Astrocytes as vital cells in the central nervous system are crucial for brain health and function. Recent research shows that they influence higher cognitive functions and behaviors by regulating local neuronal activity. During stress, animals and humans assess risks to generate adaptive behaviors like avoidance. Mental disorders often disrupt this process, leading to excessive risk aversion (e.g., anxiety, depression, and autism) or insufficient risk avoidance (e.g., substance abuse, and schizophrenia).
However, the neural basis of these disruptions is not fully understood. While the basolateral amygdala (BLA) is known for active avoidance, its specific regulatory role in risk assessment and subsequent behaviors remains unclear.
Recently, Prof. TU Jie's team at the Shenzhen Institute of Advanced Technology (SIAT) of the Chinese Academy of Sciences conducted a study on astrocytes in the BLA to investigate their roles in regulating impaired risk assessment in mental disorders. The findings were published in Neuron.
In previous work, researchers utilized a unique transgenic mouse model, DISC1-N mutant transgenic mice, to uncover impaired avoidance responses in these mice when confronted with threats.
In this study, researchers employed single-nucleus RNA sequencing in conjunction with patch-clamp and real-time quantitative single-cell PCR techniques to identify a specific group of glutamatergic excitatory neurons expressing Wolfram syndrome 1 (WFS1) in the BLA. These neurons received induced action potentials from nearby astrocytes.
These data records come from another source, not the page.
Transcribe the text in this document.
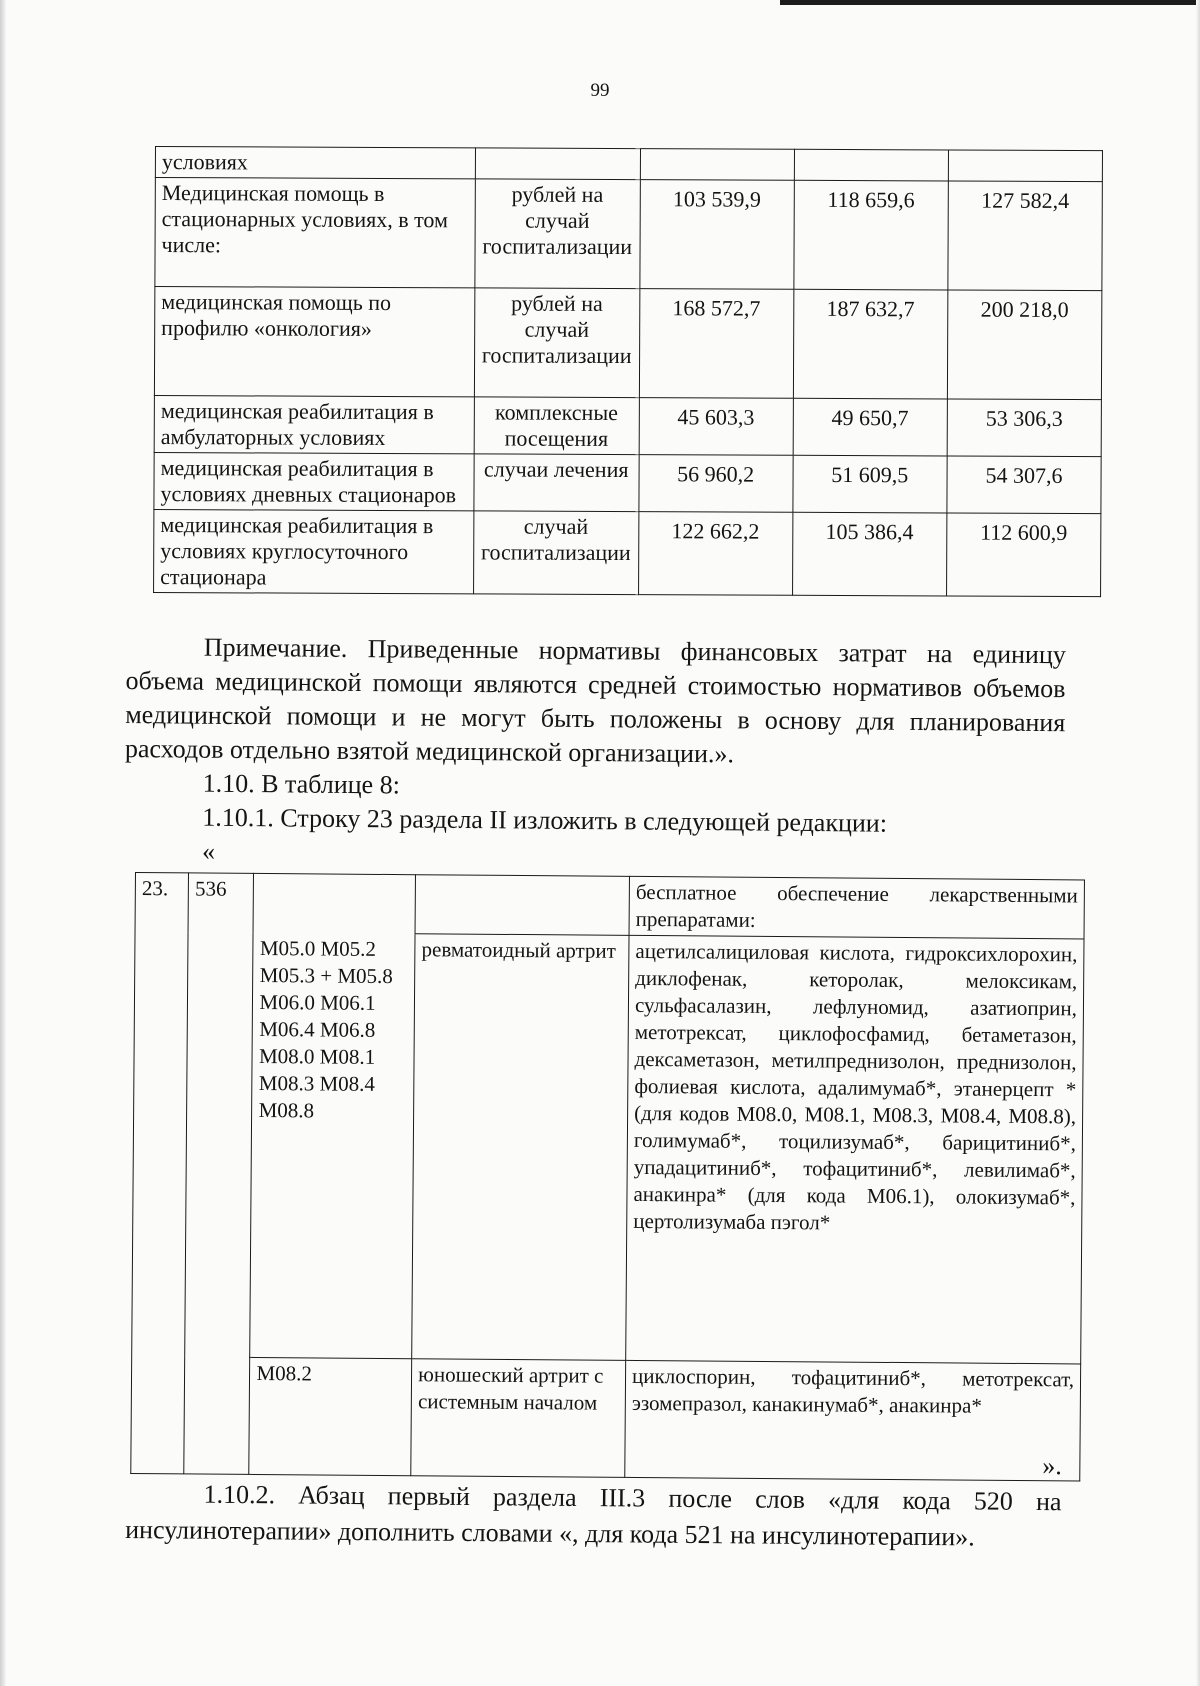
99
условиях				
Медицинская помощь в стационарных условиях, в том числе:	рублей на случай госпитализации	103 539,9	118 659,6	127 582,4
медицинская помощь по профилю «онкология»	рублей на случай госпитализации	168 572,7	187 632,7	200 218,0
медицинская реабилитация в амбулаторных условиях	комплексные посещения	45 603,3	49 650,7	53 306,3
медицинская реабилитация в условиях дневных стационаров	случаи лечения	56 960,2	51 609,5	54 307,6
медицинская реабилитация в условиях круглосуточного стационара	случай госпитализации	122 662,2	105 386,4	112 600,9

Примечание. Приведенные нормативы финансовых затрат на единицу объема медицинской помощи являются средней стоимостью нормативов объемов медицинской помощи и не могут быть положены в основу для планирования расходов отдельно взятой медицинской организации.».

1.10. В таблице 8:

1.10.1. Строку 23 раздела II изложить в следующей редакции:

«

23.	536			бесплатное обеспечение лекарственными препаратами:
		M05.0 M05.2 M05.3 + M05.8 M06.0 M06.1 M06.4 M06.8 M08.0 M08.1 M08.3 M08.4 M08.8	ревматоидный артрит	ацетилсалициловая кислота, гидроксихлорохин, диклофенак, кеторолак, мелоксикам, сульфасалазин, лефлуномид, азатиоприн, метотрексат, циклофосфамид, бетаметазон, дексаметазон, метилпреднизолон, преднизолон, фолиевая кислота, адалимумаб*, этанерцепт * (для кодов M08.0, M08.1, M08.3, M08.4, M08.8), голимумаб*, тоцилизумаб*, барицитиниб*, упадацитиниб*, тофацитиниб*, левилимаб*, анакинра* (для кода M06.1), олокизумаб*, цертолизумаба пэгол*
		M08.2	юношеский артрит с системным началом	циклоспорин, тофацитиниб*, метотрексат, эзомепразол, канакинумаб*, анакинра*

».

1.10.2. Абзац первый раздела III.3 после слов «для кода 520 на инсулинотерапии» дополнить словами «, для кода 521 на инсулинотерапии».
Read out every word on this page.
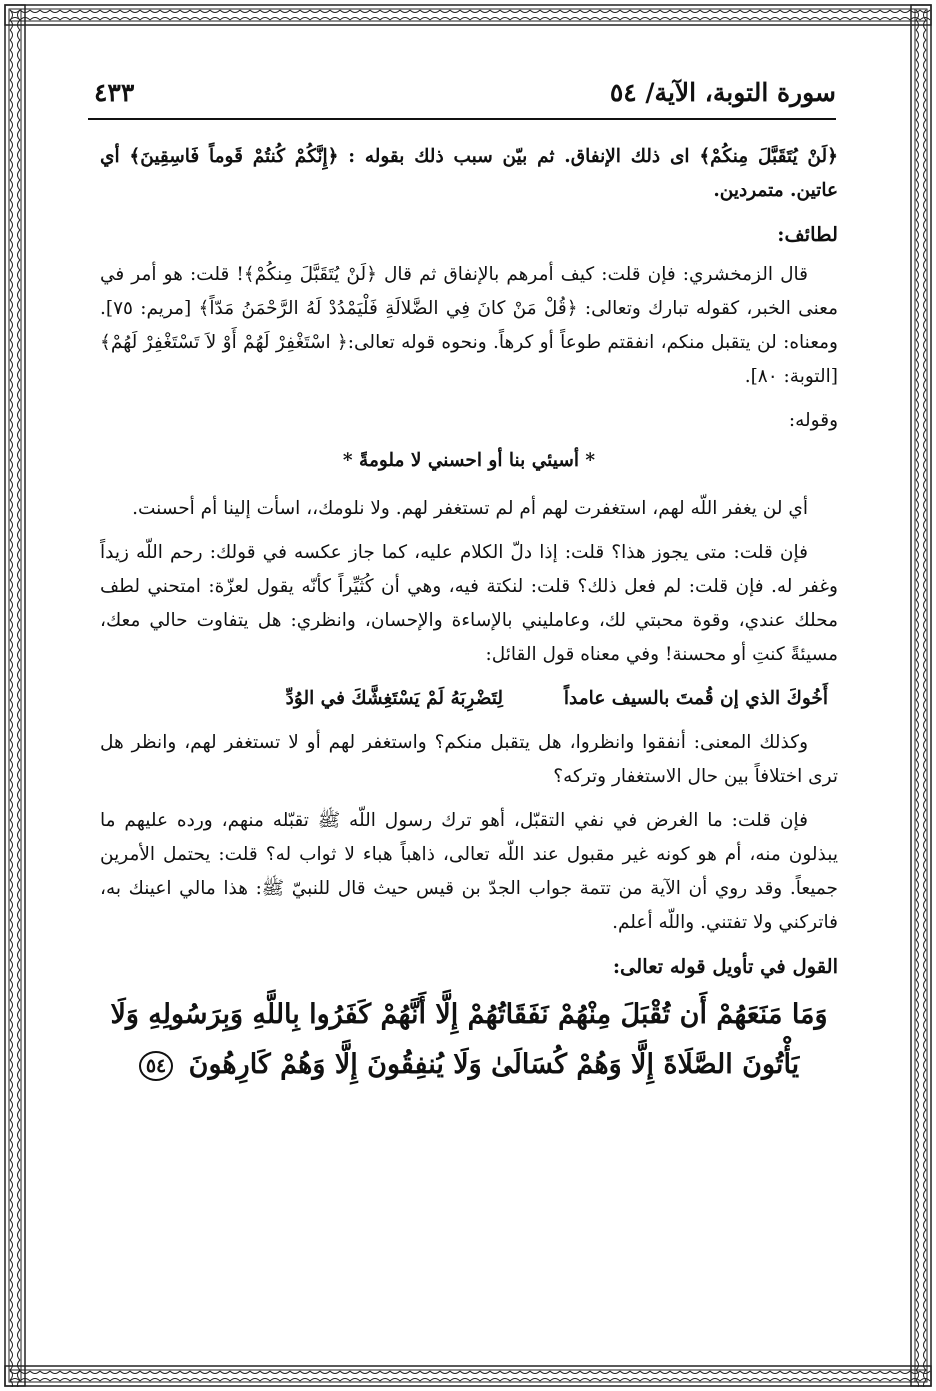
سورة التوبة، الآية/ ٥٤
٤٣٣

﴿لَنْ يُتَقَبَّلَ مِنكُمْ﴾ اى ذلك الإنفاق. ثم بيّن سبب ذلك بقوله : ﴿إِنَّكُمْ كُنتُمْ قَوماً فَاسِقِينَ﴾ أي عاتين. متمردين.

لطائف:

قال الزمخشري: فإن قلت: كيف أمرهم بالإنفاق ثم قال ﴿لَنْ يُتَقَبَّلَ مِنكُمْ﴾! قلت: هو أمر في معنى الخبر، كقوله تبارك وتعالى: ﴿قُلْ مَنْ كانَ فِي الضَّلالَةِ فَلْيَمْدُدْ لَهُ الرَّحْمَنُ مَدّاً﴾ [مريم: ٧٥]. ومعناه: لن يتقبل منكم، انفقتم طوعاً أو كرهاً. ونحوه قوله تعالى:﴿ اسْتَغْفِرْ لَهُمْ أَوْ لاَ تَسْتَغْفِرْ لَهُمْ﴾ [التوبة: ٨٠].

وقوله:

* أسيئي بنا أو احسني لا ملومةً *

أي لن يغفر اللّه لهم، استغفرت لهم أم لم تستغفر لهم. ولا نلومك،، اسأت إلينا أم أحسنت.

فإن قلت: متى يجوز هذا؟ قلت: إذا دلّ الكلام عليه، كما جاز عكسه في قولك: رحم اللّه زيداً وغفر له. فإن قلت: لم فعل ذلك؟ قلت: لنكتة فيه، وهي أن كُثَيِّراً كأنّه يقول لعزّة: امتحني لطف محلك عندي، وقوة محبتي لك، وعامليني بالإساءة والإحسان، وانظري: هل يتفاوت حالي معك، مسيئةً كنتِ أو محسنة! وفي معناه قول القائل:

أَخُوكَ الذي إن قُمتَ بالسيف عامداً  لِتَضْرِبَهُ لَمْ يَسْتَغِشَّكَ في الوُدِّ

وكذلك المعنى: أنفقوا وانظروا، هل يتقبل منكم؟ واستغفر لهم أو لا تستغفر لهم، وانظر هل ترى اختلافاً بين حال الاستغفار وتركه؟

فإن قلت: ما الغرض في نفي التقبّل، أهو ترك رسول اللّه ﷺ تقبّله منهم، ورده عليهم ما يبذلون منه، أم هو كونه غير مقبول عند اللّه تعالى، ذاهباً هباء لا ثواب له؟ قلت: يحتمل الأمرين جميعاً. وقد روي أن الآية من تتمة جواب الجدّ بن قيس حيث قال للنبيّ ﷺ: هذا مالي اعينك به، فاتركني ولا تفتني. واللّه أعلم.

القول في تأويل قوله تعالى:

وَمَا مَنَعَهُمْ أَن تُقْبَلَ مِنْهُمْ نَفَقَاتُهُمْ إِلَّا أَنَّهُمْ كَفَرُوا بِاللَّهِ وَبِرَسُولِهِ وَلَا

يَأْتُونَ الصَّلَاةَ إِلَّا وَهُمْ كُسَالَىٰ وَلَا يُنفِقُونَ إِلَّا وَهُمْ كَارِهُونَ ٥٤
In DISC1-N mice, these neurons exhibited reduced firing capabilities and impaired interaction with astrocytes.
By activating astrocytes in the BLA using optogenetics/chemogenetics methods and through D-serine's action on the N-methyl-D-aspartic acid (NMDA) receptors of BLA-WFS1 neurons, researchers found that the excitability of these neurons can be restored, thereby improving abnormal risk assessment behavior in DISC1-N mice. They also observed that direct activation of BLA-WFS1 does not effectively correct the deficient risk avoidance behavior in DISC1-N mice.
After seven years of hard work, researchers confirmed that specific neurons in the BLA require interaction with astrocytes to perform normal risk-assessment, which highlights the insufficiency of autonomous neuronal activity alone in carrying out relevant risk-assessment functions. Moreover, they revealed the disruption in astrocyte-neuron communication as a crucial mechanism contributing to deficits in risk- assessment.
"Our study offers evidence of the critical role of astrocytes in regulating behavior, and presents novel therapeutic targets for addressing impairments in risk assessment function within mental disorders," said Prof. TU.